10) Security Measures
- <Name of Organisation> will store personal data securely using up-to-date versions of G-Suite software. Only employees who are authorised to have access will have access to the relevant personal data. Unauthorised sharing of personal data will be addressed as a violation of the code of conduct at <Name of Organisation> and suitable grievance redressal processes will be initiated.
- We follow Google’s data deletion processes in order to ensure that all data is securely deleted.
- Despite our best efforts, no data transmission or storage system can be guaranteed to be 100% secure. If you have reason to believe that your interaction with us is no longer secure, please contact us immediately.
11) Your Rights and Choices
- You have certain rights and choices regarding your personal data.
- You can request access to the personal data we hold about you.
- You can request the correction of inaccurate or incomplete personal data.
- Unlawful processing: If we have collected or processed your personal data unlawfully, you have the right to request its deletion.

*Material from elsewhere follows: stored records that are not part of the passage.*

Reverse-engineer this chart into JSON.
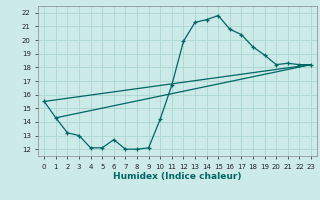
{
  "xlabel": "Humidex (Indice chaleur)",
  "ylabel": "",
  "background_color": "#cceae7",
  "grid_color": "#aad4d0",
  "line_color": "#006666",
  "xlim": [
    -0.5,
    23.5
  ],
  "ylim": [
    11.5,
    22.5
  ],
  "xticks": [
    0,
    1,
    2,
    3,
    4,
    5,
    6,
    7,
    8,
    9,
    10,
    11,
    12,
    13,
    14,
    15,
    16,
    17,
    18,
    19,
    20,
    21,
    22,
    23
  ],
  "yticks": [
    12,
    13,
    14,
    15,
    16,
    17,
    18,
    19,
    20,
    21,
    22
  ],
  "line1_x": [
    0,
    1,
    2,
    3,
    4,
    5,
    6,
    7,
    8,
    9,
    10,
    11,
    12,
    13,
    14,
    15,
    16,
    17,
    18,
    19,
    20,
    21,
    22,
    23
  ],
  "line1_y": [
    15.5,
    14.3,
    13.2,
    13.0,
    12.1,
    12.1,
    12.7,
    12.0,
    12.0,
    12.1,
    14.2,
    16.7,
    19.9,
    21.3,
    21.5,
    21.8,
    20.8,
    20.4,
    19.5,
    18.9,
    18.2,
    18.3,
    18.2,
    18.2
  ],
  "line2_x": [
    0,
    23
  ],
  "line2_y": [
    15.5,
    18.2
  ],
  "line3_x": [
    1,
    23
  ],
  "line3_y": [
    14.3,
    18.2
  ]
}
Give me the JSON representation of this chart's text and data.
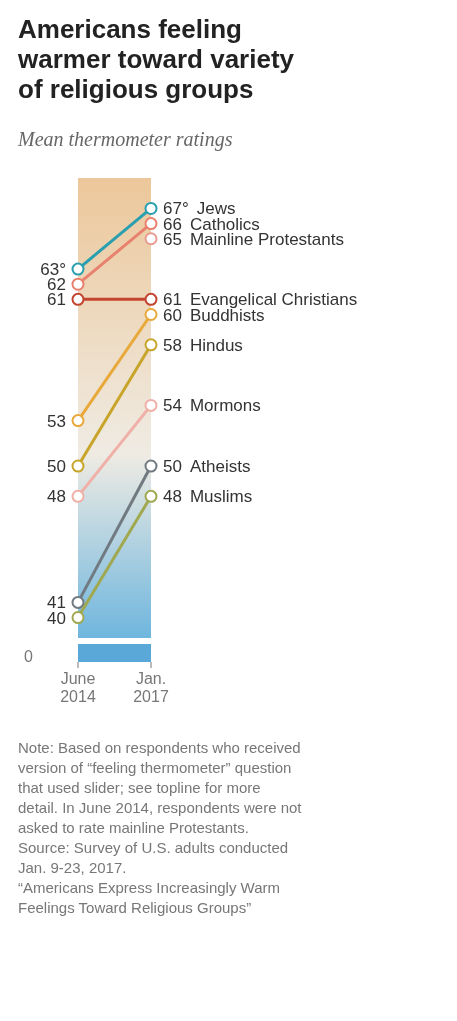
{
  "chart_data": {
    "type": "line",
    "title": "Americans feeling warmer toward variety of religious groups",
    "subtitle": "Mean thermometer ratings",
    "categories": [
      "June 2014",
      "Jan. 2017"
    ],
    "tick_labels": "x",
    "marker": "circle",
    "line_style": "solid",
    "series": [
      {
        "name": "Jews",
        "color": "#2a9fb0",
        "values": [
          63,
          67
        ],
        "value_labels": [
          "63°",
          "67°"
        ]
      },
      {
        "name": "Catholics",
        "color": "#e8826f",
        "values": [
          62,
          66
        ],
        "value_labels": [
          "62",
          "66"
        ]
      },
      {
        "name": "Mainline Protestants",
        "color": "#e89a90",
        "values": [
          null,
          65
        ],
        "value_labels": [
          null,
          "65"
        ]
      },
      {
        "name": "Evangelical Christians",
        "color": "#c4452f",
        "values": [
          61,
          61
        ],
        "value_labels": [
          "61",
          "61"
        ]
      },
      {
        "name": "Buddhists",
        "color": "#e8a93a",
        "values": [
          53,
          60
        ],
        "value_labels": [
          "53",
          "60"
        ]
      },
      {
        "name": "Hindus",
        "color": "#c8a52a",
        "values": [
          50,
          58
        ],
        "value_labels": [
          "50",
          "58"
        ]
      },
      {
        "name": "Mormons",
        "color": "#f0b0a8",
        "values": [
          48,
          54
        ],
        "value_labels": [
          "48",
          "54"
        ]
      },
      {
        "name": "Atheists",
        "color": "#707a80",
        "values": [
          41,
          50
        ],
        "value_labels": [
          "41",
          "50"
        ]
      },
      {
        "name": "Muslims",
        "color": "#a0a850",
        "values": [
          40,
          48
        ],
        "value_labels": [
          "40",
          "48"
        ]
      }
    ],
    "annotations": [
      "0",
      "Note: Based on respondents who received version of “feeling thermometer” question that used slider; see topline for more detail. In June 2014, respondents were not asked to rate mainline Protestants.",
      "Source: Survey of U.S. adults conducted Jan. 9-23, 2017.",
      "“Americans Express Increasingly Warm Feelings Toward Religious Groups”"
    ]
  }
}
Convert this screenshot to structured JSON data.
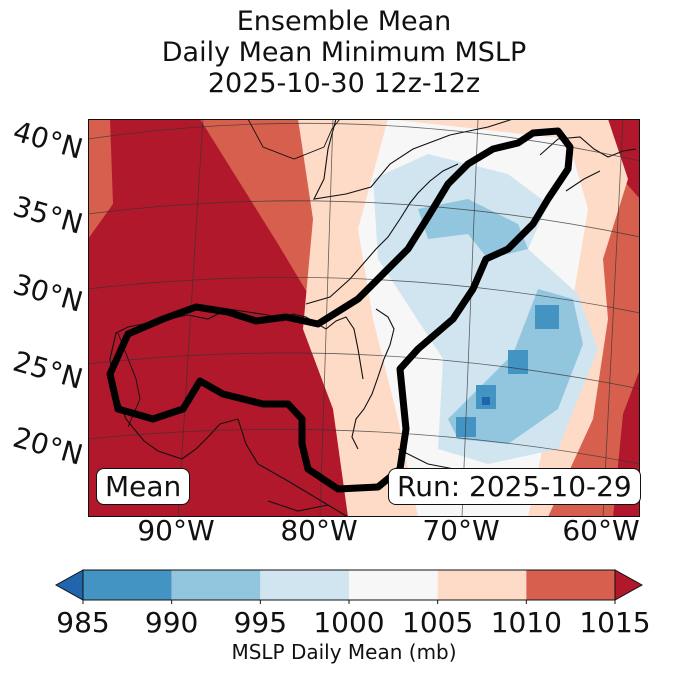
{
  "chart_data": {
    "type": "heatmap",
    "title_lines": [
      "Ensemble Mean",
      "Daily Mean Minimum MSLP",
      "2025-10-30 12z-12z"
    ],
    "map_extent": {
      "lon": [
        -97,
        -59
      ],
      "lat": [
        15,
        40
      ]
    },
    "lat_ticks": [
      "40°N",
      "35°N",
      "30°N",
      "25°N",
      "20°N"
    ],
    "lon_ticks": [
      "90°W",
      "80°W",
      "70°W",
      "60°W"
    ],
    "mean_label": "Mean",
    "run_label": "Run: 2025-10-29",
    "colorbar": {
      "label": "MSLP Daily Mean (mb)",
      "ticks": [
        "985",
        "990",
        "995",
        "1000",
        "1005",
        "1010",
        "1015"
      ],
      "bins": [
        {
          "range": [
            985,
            990
          ],
          "color": "#4393c3"
        },
        {
          "range": [
            990,
            995
          ],
          "color": "#92c5de"
        },
        {
          "range": [
            995,
            1000
          ],
          "color": "#d1e5f0"
        },
        {
          "range": [
            1000,
            1005
          ],
          "color": "#f7f7f7"
        },
        {
          "range": [
            1005,
            1010
          ],
          "color": "#fddbc7"
        },
        {
          "range": [
            1010,
            1015
          ],
          "color": "#d6604d"
        }
      ],
      "under_color": "#2166ac",
      "over_color": "#b2182b"
    }
  }
}
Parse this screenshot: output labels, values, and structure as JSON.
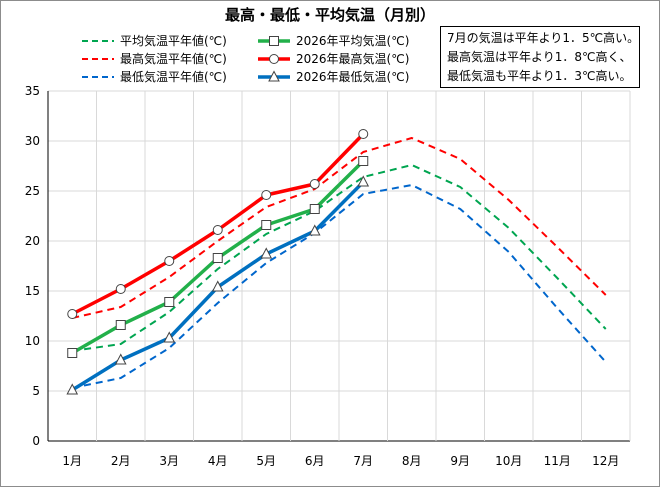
{
  "chart_data": {
    "type": "line",
    "title": "最高・最低・平均気温（月別）",
    "categories": [
      "1月",
      "2月",
      "3月",
      "4月",
      "5月",
      "6月",
      "7月",
      "8月",
      "9月",
      "10月",
      "11月",
      "12月"
    ],
    "ylim": [
      0,
      35
    ],
    "yticks": [
      0,
      5,
      10,
      15,
      20,
      25,
      30,
      35
    ],
    "grid": {
      "horizontal": true,
      "vertical": true
    },
    "legend_position": "top",
    "series": [
      {
        "name": "平均気温平年値(℃)",
        "style": "dashed",
        "color": "#00a550",
        "marker": "none",
        "values": [
          9.0,
          9.7,
          12.9,
          17.2,
          20.7,
          23.0,
          26.4,
          27.6,
          25.4,
          21.3,
          16.3,
          11.2
        ]
      },
      {
        "name": "最高気温平年値(℃)",
        "style": "dashed",
        "color": "#ff0000",
        "marker": "none",
        "values": [
          12.3,
          13.4,
          16.4,
          20.0,
          23.4,
          25.2,
          28.9,
          30.3,
          28.2,
          24.1,
          19.4,
          14.6
        ]
      },
      {
        "name": "最低気温平年値(℃)",
        "style": "dashed",
        "color": "#0066cc",
        "marker": "none",
        "values": [
          5.3,
          6.3,
          9.3,
          13.8,
          17.8,
          20.8,
          24.7,
          25.6,
          23.2,
          18.9,
          13.3,
          7.9
        ]
      },
      {
        "name": "2026年平均気温(℃)",
        "style": "solid",
        "color": "#22b04a",
        "marker": "square",
        "values": [
          8.8,
          11.6,
          13.9,
          18.3,
          21.6,
          23.2,
          28.0,
          null,
          null,
          null,
          null,
          null
        ]
      },
      {
        "name": "2026年最高気温(℃)",
        "style": "solid",
        "color": "#ff0000",
        "marker": "circle",
        "values": [
          12.7,
          15.2,
          18.0,
          21.1,
          24.6,
          25.7,
          30.7,
          null,
          null,
          null,
          null,
          null
        ]
      },
      {
        "name": "2026年最低気温(℃)",
        "style": "solid",
        "color": "#0070c0",
        "marker": "triangle",
        "values": [
          5.1,
          8.1,
          10.3,
          15.4,
          18.7,
          21.0,
          25.9,
          null,
          null,
          null,
          null,
          null
        ]
      }
    ],
    "legend_order": [
      0,
      3,
      1,
      4,
      2,
      5
    ],
    "note_lines": [
      "7月の気温は平年より1．5℃高い。",
      "最高気温は平年より1．8℃高く、",
      "最低気温も平年より1．3℃高い。"
    ]
  }
}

- Exercising your right to object: If you have concerns regarding the collection or purpose of your personal data, you have the right to object to its processing. If you exercise this right and we do not have valid reasons to continue processing your data, you can request the deletion of the relevant personal data.

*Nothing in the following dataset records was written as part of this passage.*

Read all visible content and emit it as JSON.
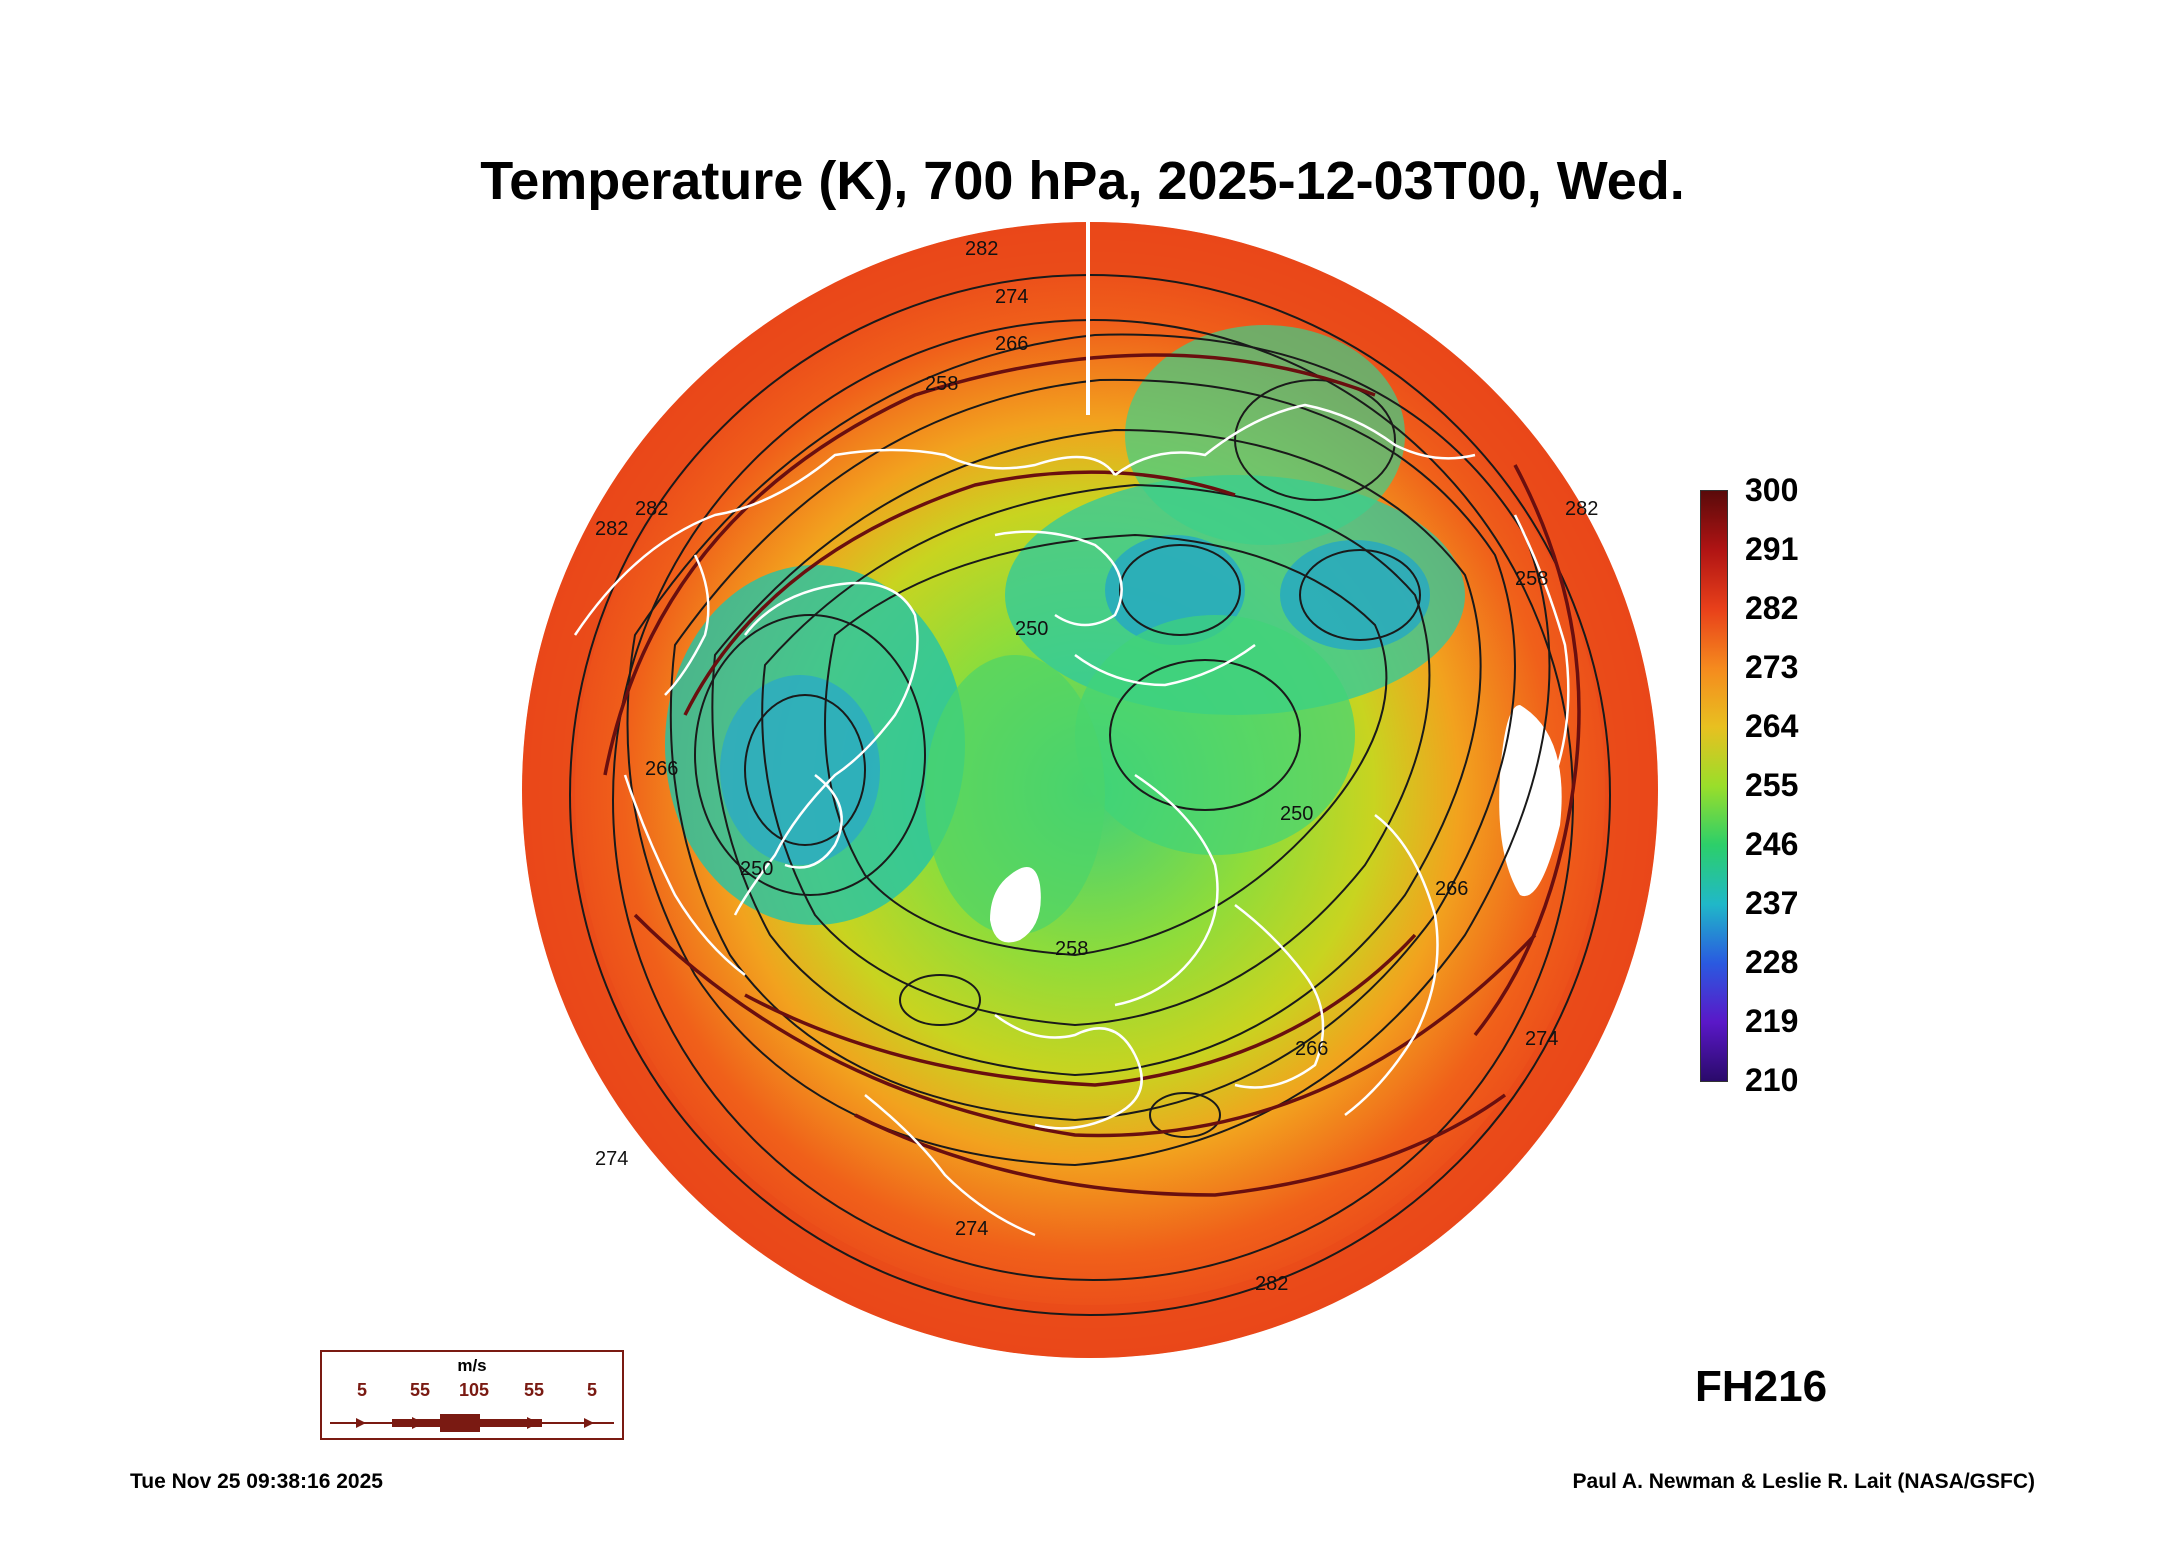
{
  "title": "Temperature (K), 700 hPa, 2025-12-03T00, Wed.",
  "forecast_hour": "FH216",
  "timestamp": "Tue Nov 25 09:38:16 2025",
  "credit": "Paul A. Newman & Leslie R. Lait (NASA/GSFC)",
  "colorbar": {
    "labels": [
      "300",
      "291",
      "282",
      "273",
      "264",
      "255",
      "246",
      "237",
      "228",
      "219",
      "210"
    ],
    "colors": [
      "#5a0a0a",
      "#b01414",
      "#e8401a",
      "#f58a1e",
      "#e8c020",
      "#9ade2a",
      "#2ccf6a",
      "#20b8c8",
      "#2a5ae0",
      "#5a18c8",
      "#2a0a6a"
    ]
  },
  "wind_legend": {
    "unit": "m/s",
    "values": [
      "5",
      "55",
      "105",
      "55",
      "5"
    ]
  },
  "contour_labels": [
    "282",
    "274",
    "266",
    "258",
    "250",
    "282",
    "282",
    "266",
    "250",
    "258",
    "266",
    "274",
    "282",
    "274",
    "282",
    "250",
    "258",
    "266",
    "274"
  ],
  "colors": {
    "coastline": "#ffffff",
    "contour": "#1a1a1a",
    "streamline": "#6a0f0f"
  }
}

- In order to exercise any of these rights, please reach out to us at <Email Address of Organisation> and we will address your query within 72 hours. Please note that this timeframe may be affected by holidays and weekends. In such instances, you will receive an out-of-office email notification from us.
12) Third-Party Links
Our website may contain links to third-party websites or services. We are not responsible for the privacy practices or content of those third-party sites.
13) Updates to this Privacy Policy
We will update this Privacy Policy from time to time to reflect changes in our practices or legal requirements. We will notify you of any material changes by posting the updated policy on our website or other means. We encourage you to review this Privacy Policy periodically to stay informed about how we collect, use, disclose, and protect your personal data.
14) Grievance Redressal
If your personal data has been handled in violation of this policy or you are aware of mismanagement of personal data <Name of Organisation>, you are requested to raise a complaint through the grievance redressal form.